Can we improve health outcomes for the low-income if we give our physicians more money to treat them? Compared to Medicare and private insurance, Medicaid provides relatively little reimbursement for physician services. A 2017 study examined the downstream effects of a 2013 provision of the Affordable Care Act which increased physician reimbursement for Medicaid.
The study found that increasing physician reimbursement for seeing Medicaid enrollees demonstrated a spike in health care service utilization and out-of-pocket expenditures. A 10% increase in the Medicaid-to-Medicare reimbursement ratio led to a 21% increase in outpatient visits, a 14.2% increase in emergency room visits, a 10.7% increase in prescription fills, and a 19.8% increase in out-of-pocket expenditures.
But does the Medicaid fee bump lead to better patient outcomes? Increasing the Medicaid-to-Medicare reimbursement ratio showed no effect on how often preventive services were used, including blood pressure checks, cholesterol checks, flu vaccines, and pap smears. On top of that, patients’ propensity to delay care due to cost did not change after the fee increase, and access to care for low-income Medicaid enrollees changed very minimally.
This study, which only focused on state fee-for-service Medicaid programs, would have benefited from including research and findings from Medicaid enrollees in managed care plans, which make up a sizable chunk of the population.
The result that patients were being seen more despite the finding that there was virtually no change in basic preventive care such as cholesterol screenings and flu vaccines is, at best, suspicious. If this study shows anything, it is that trickle-down theory does not have a place in handling of health care for the low-income. Studies show that the Medicaid fee bump is helping Medicaid patients get office appointments more easily, but we still don’t know why this isn’t translating to better preventive care. I speculate that we’re seeing this because physicians may be seeing established patients more often than new patients. For now, however, while it may improve access, I am not convinced that the Medicaid fee bump is the best way to increase patient outcomes for the low-income.
This Policy Prescriptions® review is written by Jeremiah Lee as part of our collaboration with the Health Policy Journal Club at Baylor College of Medicine. Mr. Lee is a first year medical student.
OBJECTIVE: To evaluate the effect of Medicaid fee changes on health care access, utilization, and spending for Medicaid beneficiaries.

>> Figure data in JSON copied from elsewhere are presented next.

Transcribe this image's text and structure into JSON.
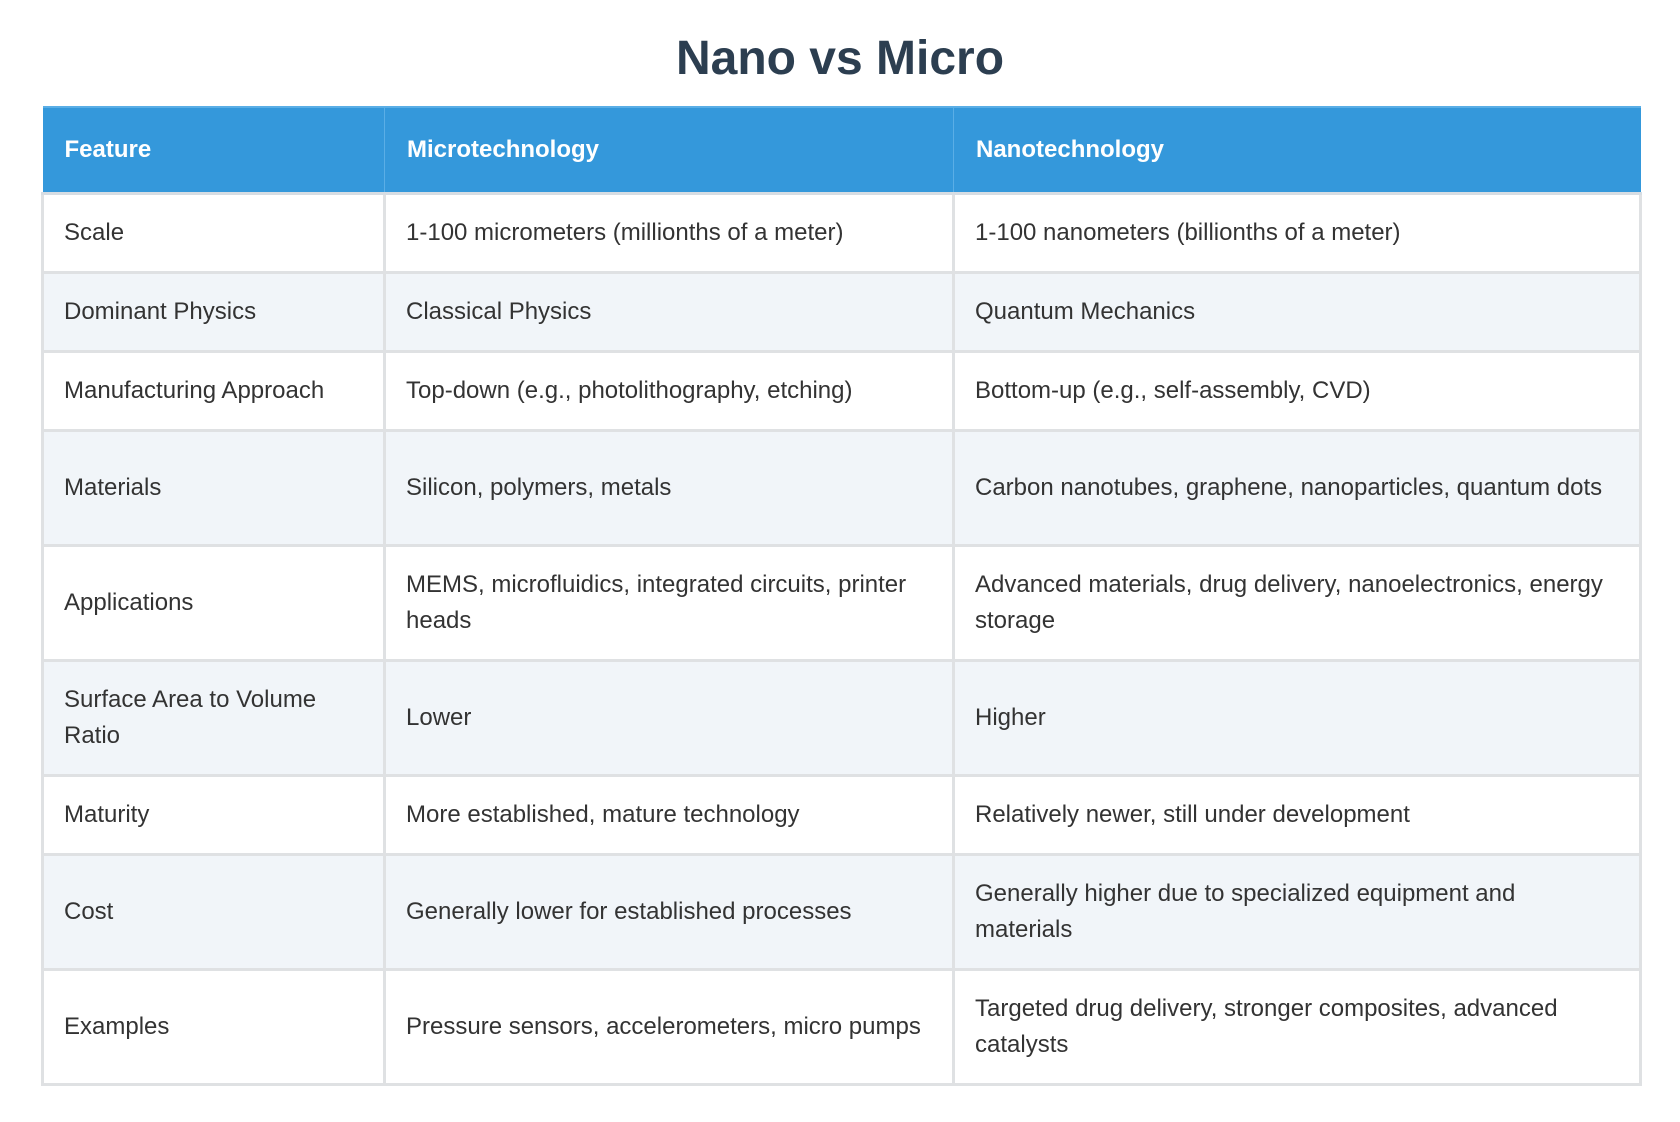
{
  "page": {
    "title": "Nano vs Micro"
  },
  "colors": {
    "title": "#2c3e50",
    "header_bg": "#3498db",
    "header_text": "#ffffff",
    "row_alt_bg": "#f1f5f9",
    "border": "#dfe1e3",
    "body_text": "#333333"
  },
  "table": {
    "headers": [
      "Feature",
      "Microtechnology",
      "Nanotechnology"
    ],
    "rows": [
      {
        "feature": "Scale",
        "micro": "1-100 micrometers (millionths of a meter)",
        "nano": "1-100 nanometers (billionths of a meter)"
      },
      {
        "feature": "Dominant Physics",
        "micro": "Classical Physics",
        "nano": "Quantum Mechanics"
      },
      {
        "feature": "Manufacturing Approach",
        "micro": "Top-down (e.g., photolithography, etching)",
        "nano": "Bottom-up (e.g., self-assembly, CVD)"
      },
      {
        "feature": "Materials",
        "micro": "Silicon, polymers, metals",
        "nano": "Carbon nanotubes, graphene, nanoparticles, quantum dots"
      },
      {
        "feature": "Applications",
        "micro": "MEMS, microfluidics, integrated circuits, printer heads",
        "nano": "Advanced materials, drug delivery, nanoelectronics, energy storage"
      },
      {
        "feature": "Surface Area to Volume Ratio",
        "micro": "Lower",
        "nano": "Higher"
      },
      {
        "feature": "Maturity",
        "micro": "More established, mature technology",
        "nano": "Relatively newer, still under development"
      },
      {
        "feature": "Cost",
        "micro": "Generally lower for established processes",
        "nano": "Generally higher due to specialized equipment and materials"
      },
      {
        "feature": "Examples",
        "micro": "Pressure sensors, accelerometers, micro pumps",
        "nano": "Targeted drug delivery, stronger composites, advanced catalysts"
      }
    ]
  }
}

DATA SOURCE: We use the 2008 and 2012 waves of the Medical Expenditure Panel Survey linked to state-level Medicaid-to-Medicare primary care reimbursement ratios obtained through surveys conducted by the Urban Institute. We also incorporate data from the Current Population Survey and the Area Resource Files.
STUDY DESIGN: Using a control group made up of the low-income privately insured, we conduct a difference-in-differences analysis to assess the relationship between Medicaid fee changes and access to care, utilization of health care services, and out-of-pocket medical expenditures for Medicaid enrollees.
PRINCIPAL FINDINGS: We find that an increase in the Medicaid-to-Medicare payment ratio for primary care services results in an increase in outpatient physician visits, emergency department utilization, and prescription fills, but only minor improvements in access to care. In addition, we report an increase in total annual out-of-pocket expenditures and spending on prescription medications.
CONCLUSIONS: Compared to the low-income privately insured, increased primary care reimbursement for Medicaid beneficiaries leads to higher utilization and out-of-pocket spending for Medicaid enrollees.